Ero un'ordinata ombra grigia incamminata lungo una linea diritta, prima che Graziana una mattina di un certo Settembre (precisamente il 2004) mi proponesse una scorciatoia.
Ho sentito una voce di donna chiedere una cosa senza senso: "Come li fate qui i frappè al latte di mandorla?"
Mi sono girata e davanti a me ho trovato un volto d'estate ancora bollente, seminascosto da una quantità impensabile di capelli, sembravano ancora gonfi di salsedine. Solo più tardi ho capito che i capelli di Graziana sono proprio così. Sembrava più grande di me, una al quarto o quinto anno, ma poi ho realizzato che solo chi non ha mai vissuto a Torino potesse fare una domanda del genere. Dissi soltanto: "Al latte di mandorla... non li facciamo."

Il mio unico problema era completare il modulo di iscrizione matricole al Politecnico, appoggiarmi al tavolino distante due metri senza perdere il posto in fila, scrivere sorvegliando la borsa, con bella calligrafia, nascondere il viso al momento in cui avrei dovuto leccare la marca da bollo prima di attaccarla al foglio.

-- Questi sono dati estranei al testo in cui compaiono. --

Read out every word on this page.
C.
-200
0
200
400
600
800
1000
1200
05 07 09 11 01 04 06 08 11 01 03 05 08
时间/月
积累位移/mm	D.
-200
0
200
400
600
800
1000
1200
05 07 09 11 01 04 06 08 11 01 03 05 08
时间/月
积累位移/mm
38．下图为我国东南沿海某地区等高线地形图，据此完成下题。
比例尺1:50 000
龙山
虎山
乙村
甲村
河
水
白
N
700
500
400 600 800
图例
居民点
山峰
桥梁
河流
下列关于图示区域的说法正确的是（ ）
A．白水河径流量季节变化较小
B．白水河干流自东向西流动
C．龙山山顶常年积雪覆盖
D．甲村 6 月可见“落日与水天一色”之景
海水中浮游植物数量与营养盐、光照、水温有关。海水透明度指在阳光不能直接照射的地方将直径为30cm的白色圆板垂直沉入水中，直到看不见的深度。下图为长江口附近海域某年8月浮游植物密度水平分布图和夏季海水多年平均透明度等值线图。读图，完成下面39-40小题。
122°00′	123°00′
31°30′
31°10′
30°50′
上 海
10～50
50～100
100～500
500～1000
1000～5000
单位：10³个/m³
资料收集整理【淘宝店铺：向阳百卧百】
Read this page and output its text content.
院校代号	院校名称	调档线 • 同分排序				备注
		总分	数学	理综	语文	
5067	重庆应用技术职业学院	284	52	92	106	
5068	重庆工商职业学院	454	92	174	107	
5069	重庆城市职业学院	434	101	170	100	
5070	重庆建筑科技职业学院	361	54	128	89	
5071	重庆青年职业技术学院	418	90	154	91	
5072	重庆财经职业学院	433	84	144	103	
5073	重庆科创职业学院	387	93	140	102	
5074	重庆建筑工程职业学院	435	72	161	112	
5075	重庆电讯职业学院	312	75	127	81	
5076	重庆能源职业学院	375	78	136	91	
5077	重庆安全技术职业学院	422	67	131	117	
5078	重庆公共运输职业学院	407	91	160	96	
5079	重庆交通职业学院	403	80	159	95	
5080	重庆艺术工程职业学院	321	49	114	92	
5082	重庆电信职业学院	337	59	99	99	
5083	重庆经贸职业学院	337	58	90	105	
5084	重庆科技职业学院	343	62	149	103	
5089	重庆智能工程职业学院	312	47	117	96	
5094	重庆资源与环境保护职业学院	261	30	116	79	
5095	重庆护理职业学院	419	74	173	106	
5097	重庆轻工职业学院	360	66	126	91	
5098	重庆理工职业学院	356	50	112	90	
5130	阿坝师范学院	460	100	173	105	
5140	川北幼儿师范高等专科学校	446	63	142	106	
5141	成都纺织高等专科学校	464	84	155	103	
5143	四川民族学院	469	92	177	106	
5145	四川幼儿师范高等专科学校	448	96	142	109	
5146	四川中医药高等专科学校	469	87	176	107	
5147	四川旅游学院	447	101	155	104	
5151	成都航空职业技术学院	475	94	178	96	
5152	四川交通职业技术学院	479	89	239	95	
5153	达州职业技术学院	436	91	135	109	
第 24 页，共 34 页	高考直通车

Gli occhi dei ragazzi mi infastidivano: d'accordo che non c'era nient'altro di meglio da fare nell'attesa che si smaltisse la coda, però perchè dovevano guardare tutti me? Ero ridicola, ecco perchè, nel giro di tre minuti mi erano caduti per terra la fotocopia del diploma del liceo, la penna, senza accorgermene avevo abbandonato la borsa tra le braccia di uno sconosciuto per raccogliere i miei pezzi smarriti. Nel restituirmela quello aveva preteso gli dicessi il mio nome, da dove venivo, a che corso mi stessi iscrivendo.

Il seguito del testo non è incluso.